Stephen Barstow l'a fait avec plantes, Dan Cruikshank l'a fait avec "trésors" créés par l'homme, et maintenant Jonathan Drori l'a fait avec des arbres. Fait quoi? Nous a fait faire un tour du monde dans son merveilleux livre intitulé Le tour du monde en 80 arbres [ci-après dénommé Arbres 80]. Comme vous l'aurez noté, mon évaluation de Arbres 80 Ce seul mot a déjà été exprimé : « Merveilleux ». Mais je suppose qu'une critique de livre devrait en dire un peu plus, pour justifier ce point de vue. Alors, allons-y.
En termes simples, Arbres 80 fournit un guide illustré de 80 arbres, du monde entier, et nous donne des exemples de la manière dont ils ont interagi avec les gens au cours de milliers d'années.
Pour la plupart, les genres couverts dans Arbres 80 sont des espèces uniques (non pas que les genres soient nécessairement monotypique, mais une seule espèce d'un genre est généralement mentionnée spécifiquement).

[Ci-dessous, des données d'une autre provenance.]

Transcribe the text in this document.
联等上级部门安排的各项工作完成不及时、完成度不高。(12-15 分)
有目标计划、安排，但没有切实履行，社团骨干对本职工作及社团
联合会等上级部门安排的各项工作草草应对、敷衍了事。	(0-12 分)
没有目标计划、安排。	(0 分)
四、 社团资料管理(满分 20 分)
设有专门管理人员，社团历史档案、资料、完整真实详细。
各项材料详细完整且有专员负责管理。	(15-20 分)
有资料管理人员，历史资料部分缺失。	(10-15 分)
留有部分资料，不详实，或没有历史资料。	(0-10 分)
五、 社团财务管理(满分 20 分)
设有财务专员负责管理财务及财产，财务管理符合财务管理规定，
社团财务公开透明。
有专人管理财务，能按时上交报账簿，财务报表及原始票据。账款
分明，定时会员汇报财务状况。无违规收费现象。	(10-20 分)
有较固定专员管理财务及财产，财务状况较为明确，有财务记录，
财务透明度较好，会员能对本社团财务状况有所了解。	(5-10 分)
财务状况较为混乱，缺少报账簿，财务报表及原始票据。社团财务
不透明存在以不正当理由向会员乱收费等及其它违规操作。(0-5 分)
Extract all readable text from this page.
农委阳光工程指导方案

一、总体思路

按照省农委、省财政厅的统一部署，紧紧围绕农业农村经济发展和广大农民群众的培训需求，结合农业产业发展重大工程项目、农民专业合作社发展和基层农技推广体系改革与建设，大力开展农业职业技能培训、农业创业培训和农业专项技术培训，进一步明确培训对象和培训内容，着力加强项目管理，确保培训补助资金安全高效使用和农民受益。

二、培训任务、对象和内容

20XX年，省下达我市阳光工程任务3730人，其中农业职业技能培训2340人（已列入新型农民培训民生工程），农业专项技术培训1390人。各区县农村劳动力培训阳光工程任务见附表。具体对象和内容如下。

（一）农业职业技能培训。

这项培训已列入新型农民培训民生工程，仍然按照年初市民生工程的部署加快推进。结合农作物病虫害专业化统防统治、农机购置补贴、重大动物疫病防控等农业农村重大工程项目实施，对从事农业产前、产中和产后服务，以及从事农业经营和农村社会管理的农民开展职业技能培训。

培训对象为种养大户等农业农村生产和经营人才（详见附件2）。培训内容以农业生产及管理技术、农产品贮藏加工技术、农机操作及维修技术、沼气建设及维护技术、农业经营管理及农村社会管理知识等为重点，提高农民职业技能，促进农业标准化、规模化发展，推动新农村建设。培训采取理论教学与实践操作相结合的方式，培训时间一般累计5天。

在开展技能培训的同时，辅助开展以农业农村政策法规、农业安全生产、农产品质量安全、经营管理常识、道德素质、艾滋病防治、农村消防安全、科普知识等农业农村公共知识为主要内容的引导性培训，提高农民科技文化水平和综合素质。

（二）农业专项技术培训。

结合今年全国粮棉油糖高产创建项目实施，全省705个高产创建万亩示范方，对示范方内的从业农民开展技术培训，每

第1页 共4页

Cependant, et pour de bonnes raisons, le livre comprend 2 Quercus spp., 2 Larix spp., 3 Ficus spp., et plusieurs quinquina spp. Taxonomiquement, la majorité des Arbres 80 sont des angiospermes – à la fois des dicotylédones et des monocotylédones (par exemple un certain nombre de paume espèces sont couvertes). Bien que ce dernier ne sont pas de "vrais" arbresIls adoptent sans aucun doute le « port d'arbre » et doivent être considérés comme une cible légitime selon la définition « pragmatique » d'un arbre donnée par Drori pour les besoins du livre. Treize gymnospermes (qui sont de « vrais » arbres au bois décent), comme le cocotier, le pin Wollemi et la pruche de l'Ouest, sont également « mis en valeur ». Et comment ces arbres sont-ils mis en valeur !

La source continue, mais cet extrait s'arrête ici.